Manfaatkan Rahasia Negara

Presiden Korsel, Park Geun-hye membungkuk sebagai wujud permintaan maafnya kepada rakyat (Reuters)


Pihak media dan partai oposisi menuding orang dekat Presiden Park, Choi Soon-sil memanfaatkan kedekatannya dengan orang nomor satu Korsel untuk mengumpulkan sumbangan miliaran dolar untuk yayasannya.

Jaksa kini telah menahan Choi atas tuduhan penyalahgunaan kekuasaan dan upaya penipuan. Dua mantan tangan kanan Park juga ditahan.

Sementara, seperti dikabarkan Yonhap, mantan sekretaris presiden An Chong-bum (57) ditahan atas dugaan penyalahgunaan wewenang dan upaya pemaksaan.

Pengadilan juga mengeluarkan perintah penahanan untuk Jeong Ho-seong, mantan sekretaris untuk urusan pribadi presiden, atas tuduhan memindahtangankan dokumen kenegaraan pada Choi.

Tak hanya soal itu Park Geun-hye dituntut mundur. Sejumlah insiden yang terjadi, termasuk tenggelamnya kapal feri Sewol yang menewaskan 300 orang, memicu frustasi rakyat atas kepemimpinannya.

Akhir pekan lalu, puluhan ribu demonstran menyerukan Park untuk mundur.
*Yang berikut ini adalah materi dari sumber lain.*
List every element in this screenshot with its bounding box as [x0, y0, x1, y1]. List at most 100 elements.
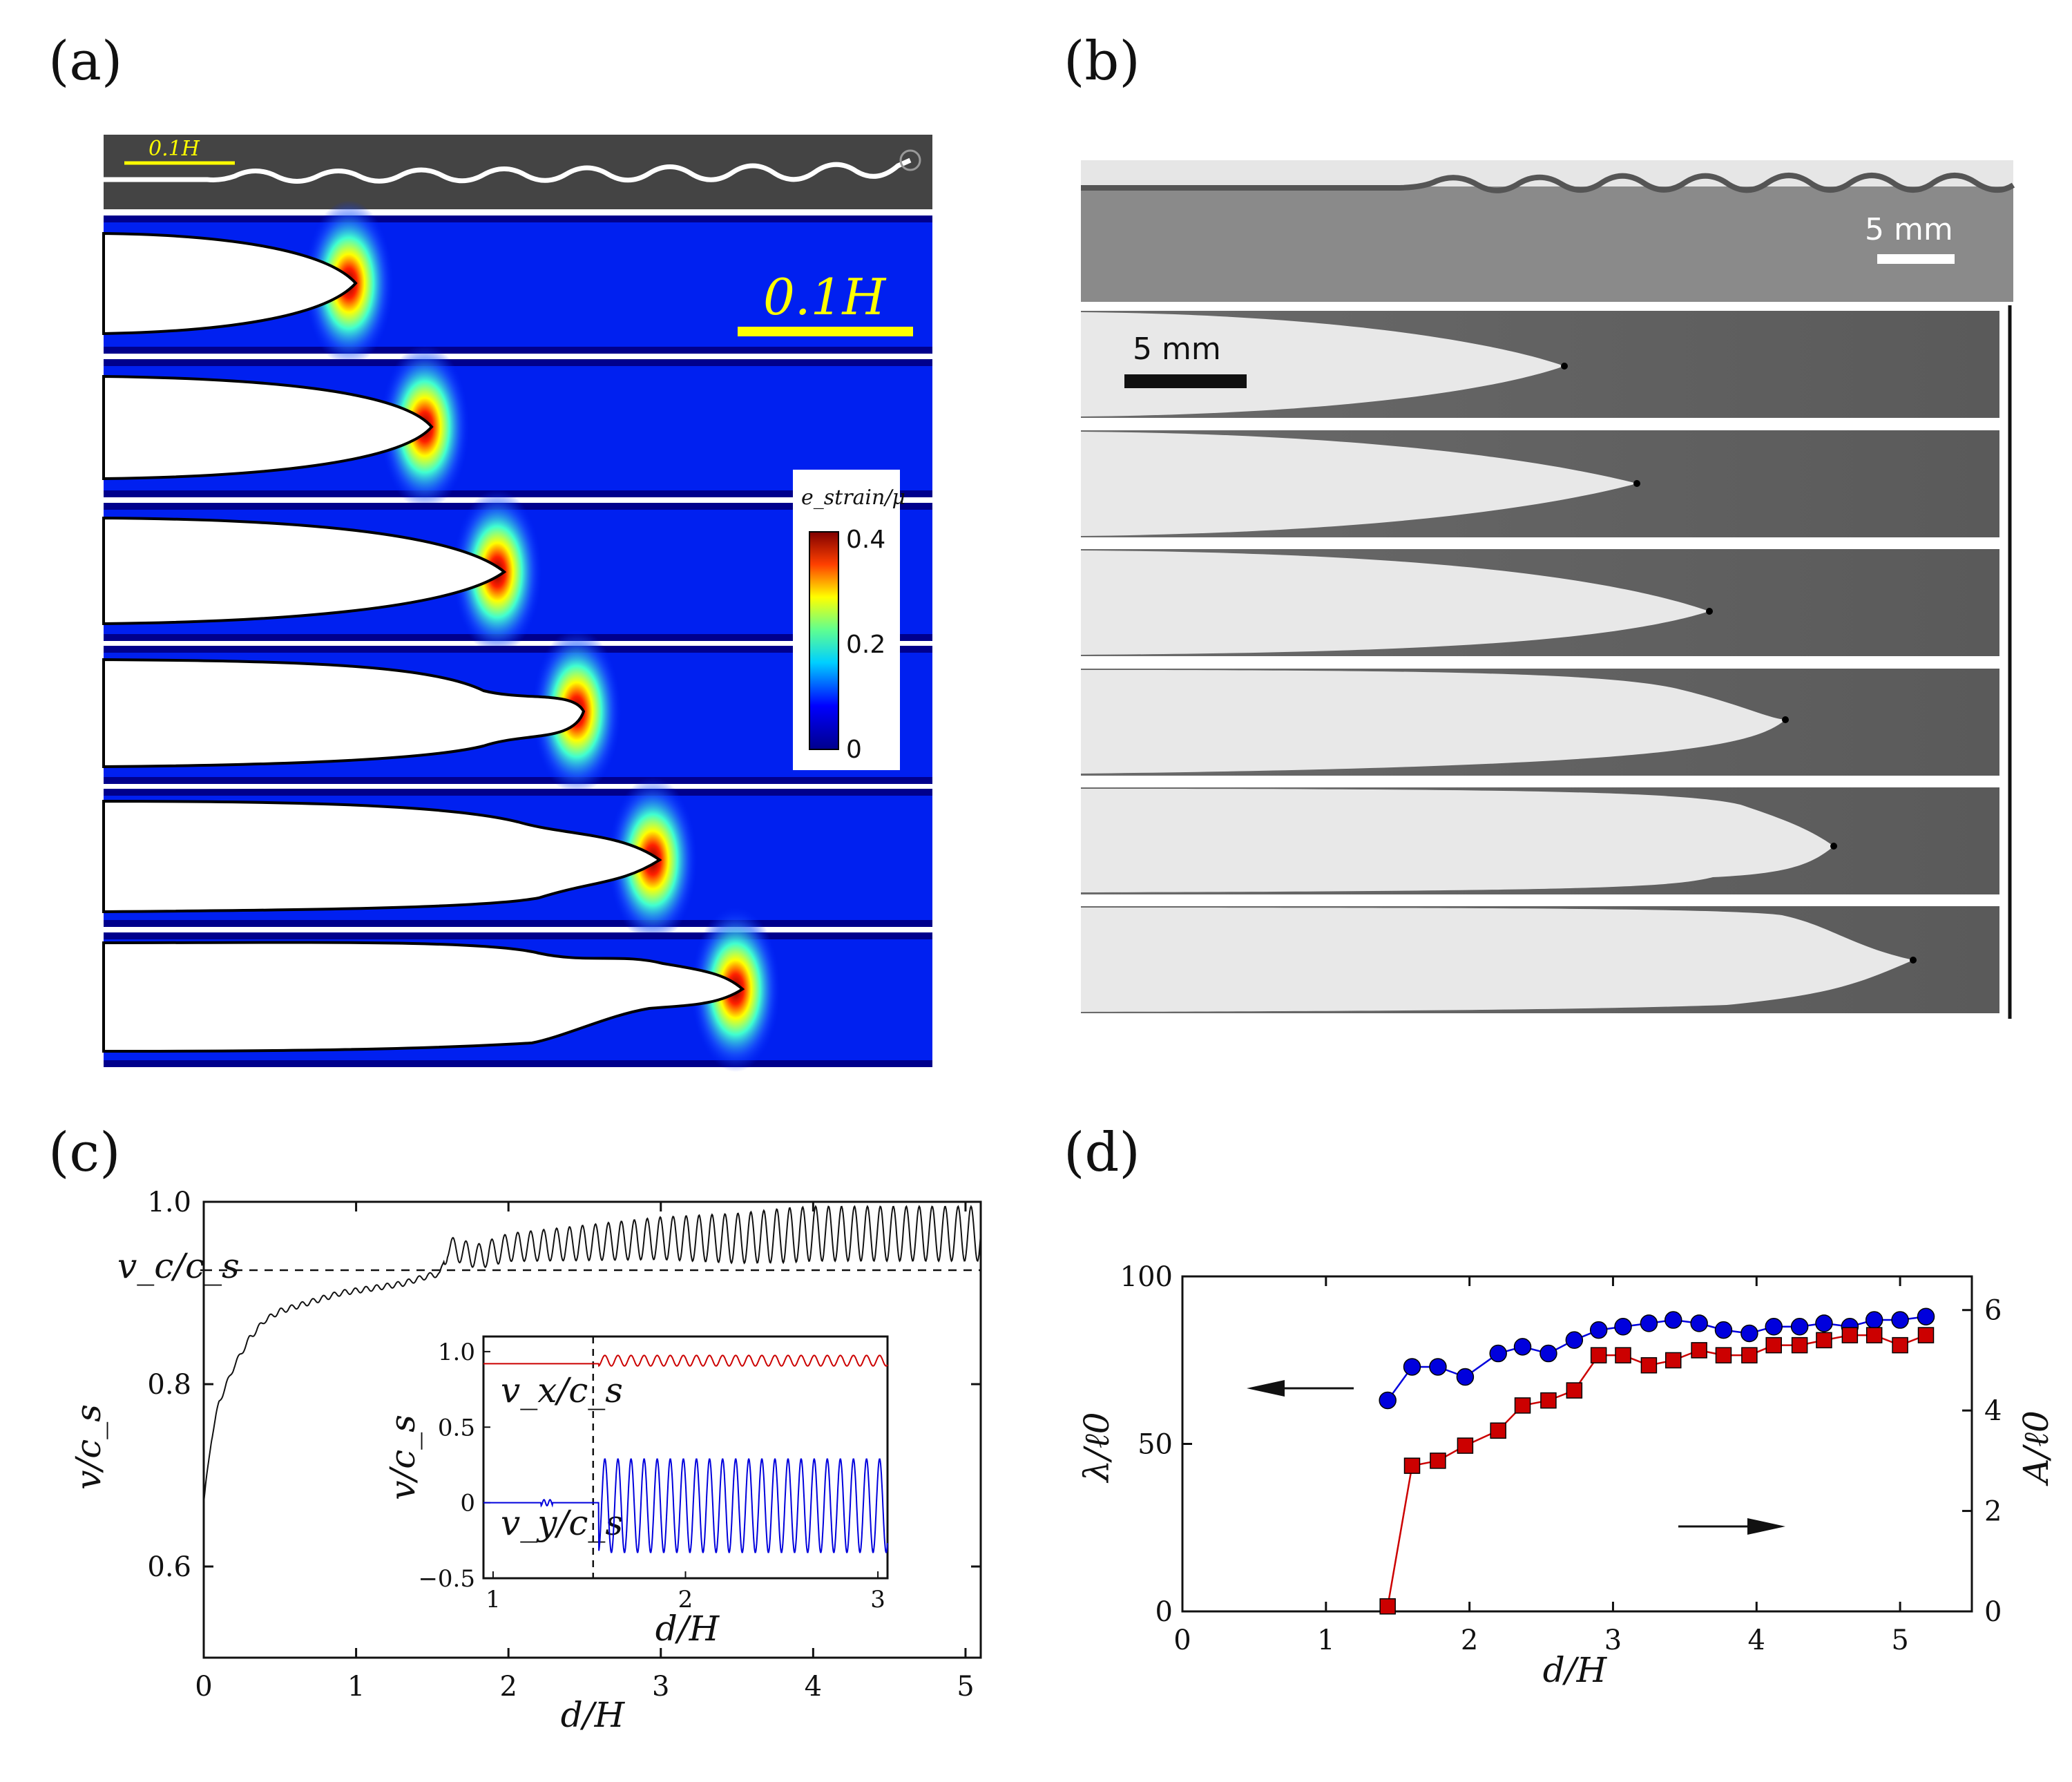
amplitude-point-16: [1791, 1336, 1808, 1354]
lambda-point-21: [1917, 1307, 1935, 1325]
amplitude-point-15: [1765, 1336, 1782, 1354]
lambda-point-8: [1589, 1321, 1608, 1339]
lambda-point-5: [1513, 1338, 1532, 1356]
panel-c-ylabel: v/c_s: [68, 1404, 108, 1490]
panel-d-ytick-right-1: 2: [1984, 1496, 2002, 1528]
amplitude-point-4: [1490, 1422, 1506, 1439]
panel-d-yticks-right: 0 2 4 6: [1984, 1295, 2002, 1628]
panel-c-ytick-2: 1.0: [147, 1187, 191, 1218]
amplitude-point-10: [1640, 1357, 1658, 1374]
lambda-point-9: [1614, 1318, 1632, 1336]
amplitude-point-21: [1917, 1327, 1935, 1343]
amplitude-point-19: [1865, 1327, 1883, 1343]
panel-d-yticks-left: 0 50 100: [1120, 1261, 1173, 1628]
amplitude-point-7: [1566, 1382, 1583, 1399]
panel-d-xlabel: d/H: [1543, 1650, 1608, 1690]
panel-d-label: (d): [1064, 1122, 1140, 1184]
panel-c-xtick-3: 3: [652, 1671, 669, 1703]
lambda-series-line: [1387, 1315, 1926, 1401]
panel-a-scale-label: 0.1H: [763, 268, 887, 326]
inset-vx-line: [483, 1354, 888, 1368]
amplitude-point-1: [1403, 1457, 1421, 1474]
amplitude-point-13: [1715, 1347, 1732, 1363]
panel-c-vc-label: v_c/c_s: [117, 1246, 240, 1286]
inset-ytick-1: 0: [460, 1490, 475, 1517]
lambda-point-19: [1865, 1311, 1883, 1329]
amplitude-point-6: [1540, 1392, 1557, 1409]
inset-ytick-2: 0.5: [438, 1414, 475, 1441]
sim-frame-1: [102, 200, 932, 366]
amplitude-point-9: [1615, 1347, 1631, 1363]
inset-xlabel: d/H: [655, 1609, 720, 1649]
photo-frame-4: [1081, 669, 1999, 776]
panel-d-xticks: 0 1 2 3 4 5: [1173, 1625, 1909, 1656]
panel-d-xtick-5: 5: [1891, 1625, 1908, 1656]
panel-d-ylabel-left: λ/ℓ0: [1077, 1412, 1117, 1483]
lambda-point-0: [1379, 1391, 1397, 1410]
inset-ylabel: v/c_s: [383, 1415, 423, 1500]
panel-d-xtick-0: 0: [1173, 1625, 1191, 1656]
amplitude-point-20: [1892, 1336, 1908, 1354]
photo-frame-2: [1081, 430, 1999, 537]
lambda-point-3: [1456, 1368, 1475, 1386]
amplitude-point-18: [1841, 1327, 1859, 1343]
inset-xtick-2: 3: [870, 1586, 885, 1613]
lambda-point-7: [1565, 1331, 1584, 1349]
panel-c-axes: [202, 1200, 982, 1659]
inset-axes: [482, 1335, 889, 1580]
panel-d-ytick-left-1: 50: [1138, 1429, 1173, 1461]
panel-c-xtick-2: 2: [499, 1671, 517, 1703]
panel-d-ytick-left-2: 100: [1120, 1261, 1173, 1293]
panel-d-ytick-right-3: 6: [1984, 1295, 2002, 1327]
amplitude-point-12: [1691, 1342, 1707, 1359]
panel-b-scale-bar: 5 mm: [1124, 332, 1247, 388]
amplitude-point-11: [1665, 1352, 1682, 1369]
panel-d-xtick-1: 1: [1317, 1625, 1334, 1656]
inset-ytick-0: −0.5: [418, 1565, 475, 1593]
panel-b-top-strip: 5 mm: [1081, 160, 2015, 302]
panel-a-top-strip: 0.1H: [104, 135, 932, 209]
panel-d-ytick-left-0: 0: [1155, 1596, 1173, 1628]
panel-c-xticks: 0 1 2 3 4 5: [195, 1671, 974, 1703]
panel-c-yticks: 0.6 0.8 1.0: [147, 1187, 191, 1583]
panel-b-scale-label: 5 mm: [1133, 332, 1221, 367]
lambda-point-12: [1690, 1314, 1708, 1332]
amplitude-point-14: [1741, 1347, 1758, 1363]
panel-d-ytick-right-0: 0: [1984, 1596, 2002, 1628]
amplitude-point-3: [1457, 1437, 1474, 1454]
inset-xticks: 1 2 3: [486, 1586, 885, 1613]
lambda-point-20: [1891, 1311, 1909, 1329]
photo-frame-6: [1081, 906, 1999, 1013]
amplitude-point-2: [1430, 1453, 1446, 1469]
amplitude-point-5: [1514, 1397, 1531, 1414]
lambda-point-13: [1714, 1321, 1733, 1339]
inset-xtick-1: 2: [678, 1586, 693, 1613]
panel-b-label: (b): [1064, 30, 1140, 93]
colorbar-tick-high: 0.4: [846, 526, 885, 554]
inset-vy-label: v_y/c_s: [501, 1503, 623, 1543]
amplitude-series-line: [1386, 1334, 1926, 1607]
lambda-point-15: [1765, 1318, 1783, 1336]
lambda-point-16: [1790, 1318, 1809, 1336]
right-axis-arrow: [1678, 1518, 1785, 1535]
lambda-point-1: [1403, 1358, 1421, 1376]
panel-a-label: (a): [48, 30, 122, 93]
panel-b-top-scale-label: 5 mm: [1865, 212, 1953, 247]
amplitude-point-17: [1816, 1332, 1832, 1349]
photo-frame-1: [1081, 311, 1999, 418]
lambda-point-11: [1664, 1311, 1682, 1329]
amplitude-point-8: [1590, 1347, 1607, 1363]
sim-frame-6: [102, 906, 932, 1072]
inset-vy-line: [483, 1458, 888, 1553]
photo-frame-3: [1081, 549, 1999, 656]
panel-a-frames: [102, 200, 932, 1072]
colorbar-tick-mid: 0.2: [846, 631, 885, 659]
panel-c-chart: v/c_s d/H v_c/c_s 0 1 2 3 4 5 0.6 0.8 1.…: [68, 1187, 982, 1735]
panel-c-inset: v/c_s d/H v_x/c_s v_y/c_s 1 2 3 −0.5 0 0…: [383, 1335, 889, 1649]
lambda-point-2: [1429, 1358, 1447, 1376]
panel-d-xtick-4: 4: [1748, 1625, 1765, 1656]
inset-yticks: −0.5 0 0.5 1.0: [418, 1339, 475, 1593]
panel-c-label: (c): [48, 1122, 121, 1184]
panel-c-xtick-0: 0: [195, 1671, 212, 1703]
Pada pemrotes bahkan memblokir jalan tol 16 jalur di Seoul.

Sementara, dalam aksi teranyar, para pemimpin aksi bergantian berorasi.

"Korupsi semacam ini sudah terjadi selama masa kepemimpinan ayahnya. Bedanya, kini, 40 tahun kemudian, ditanggapi dengan resistensi rakyat," kata salah satu pemimpin aksi.

Sementara, demonstran lain memegang lilin. Anaknya yang masih kecil berdiri di sampingnya. "Aku membawa anakku agar ia bisa menjadi saksi dari sebuah aksi demokrasi, sekaligus menunjukkan kepadanya, salah satu masa paling suram dalam sejarah bangsa ini."

Park, yang menjadi perempuan pertama yang menjabat Presiden Korsel adalah putri dari  Park Chung-hee, presiden yang menjabat pada 1961-1979.

Park Chung-hee tewas dibunuh oleh kepala intelijennya sendiri. Park senior dianggap sebagai otak di balik kesejahteraan Korsel, namun sejumlah orang menyebutnya sebagai diktator yang melanggar hak asasi manusia dan memberangus perbedaan pendapat.

* Follow Official WhatsApp Channel Liputan6.com untuk mendapatkan berita-berita terkini dengan mengklik tautan ini.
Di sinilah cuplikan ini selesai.